This happened when I was in 7th grade. It was a Friday morning, 7 30 am, and I was on my way to the bus stop to catch my bus for school. Friday was my all work and no play day of the week, so I never wanted to go to school on Fridays, but this particular day I had another reason to miss school.
The previous evening, I had overheard a conversation between my mom and dad about some "relatives coming from the US, who'd visit for a few hours before they had a flight to catch." Now, I had just one uncle (mom's brother) living in the US with my aunt and their two sons, who happened to be my favourite cousins. They were to visit today, and would be gone before I came back from school. I thought this is probably why my mom hadn't told me about it, so I wouldn't insist on missing school. But I was cleverer than she thought.
As always, I had a plan in mind. That morning I never reached the bus stop. I just watched, from a safe distance, as the rest of the kids gathered at the bus stop, waited for the bus to arrive, and watched it leave. As the bus disappeared from sight, I started my walk back home, revising the story I had made up for my mom.
"What do you mean, there's no school today?" said my mom as I told her the story.
"I didn't know either. There was no one on the bus stop, so I called Ankit from the sweet shop, and that's what he told me. He said it was Foundation Day or something." She would have questioned some more, but just then the maid came in and my mom got busy. So I retired to my room, pleased with myself, to catch an hour or so of sleep before the guests came over.
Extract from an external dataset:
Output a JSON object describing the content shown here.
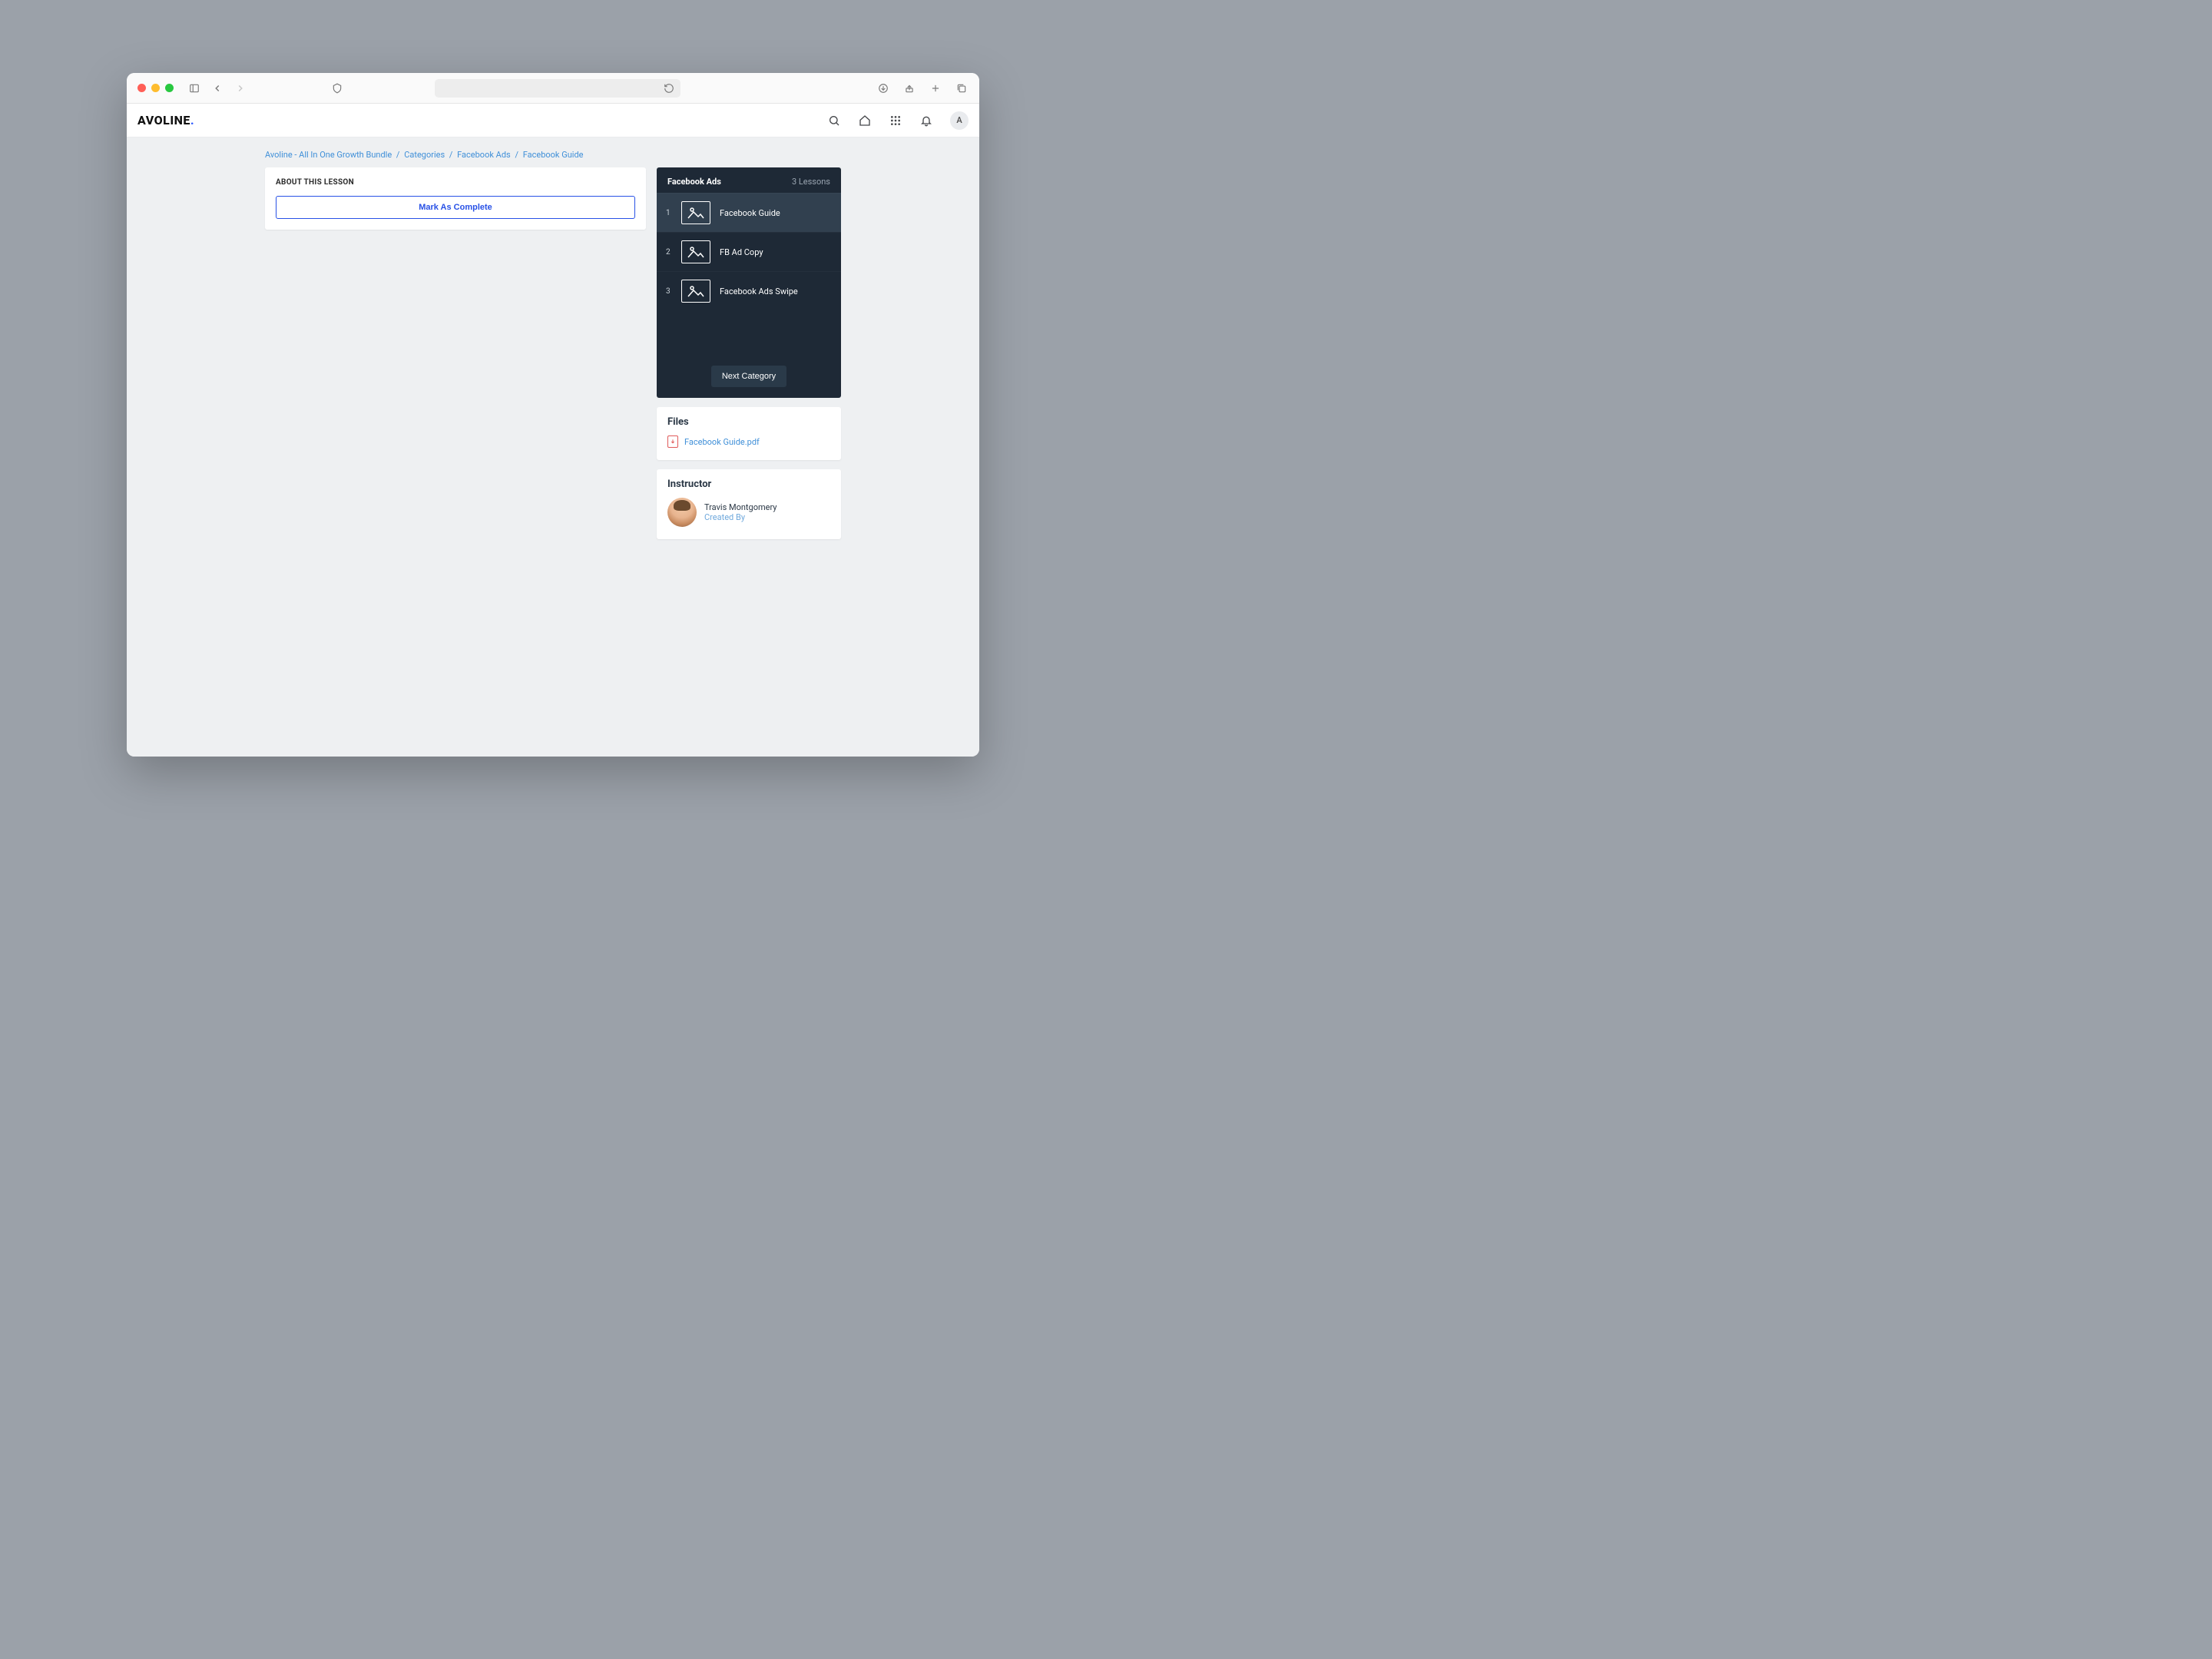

I woke up an hour and a half later to the sound of the doorbell. Thrilled, I ran to the balcony to see who it was. It was a man on a bicycle, with some packets in his hand. "Courier delivery," he announced. I picked up the courier and came back to my room, disappointed. I couldn't sleep now, so I decided to play some video games. I did that, and then sat down to read a book, waiting eagerly, all the while. I couldn't ask my mom when the people were to arrive, because then she'd know I had planned the whole school-is-off thing.
Then there was another doorbell. I got excited again but I let my mom answer it this time. I asked who it was and she told me it was for the lady who lived upstairs, Mrs. Sharma; they rang the wrong bell. Idiots, I said to myself. I waited for another half hour, but still there was no sign of my relatives. I was bored of the video games and the book I was reading, and there was some noise coming from somewhere that had started to annoy me now. Frustrated, I got out of my room to confront my mom.
I went up to her and asked, "Where's all this noise coming from, Mom?"
She was watching some daily soap or something. Without looking at me, she replied, "Some guests upstairs; Mrs. Sharma's relatives from the US. The people who rang the wrong bell, that was them. Don't worry. They'll leave soon; they have a plane to catch."
No. That can't be right. Refusing to give up so easily, I asked her, "What about our relatives from the US? When are they coming?"
"I really don't know, son. Maybe next year." Then she turned to look at me, confused. "Why do you ask?"
I slapped my forehead as everything fell into place.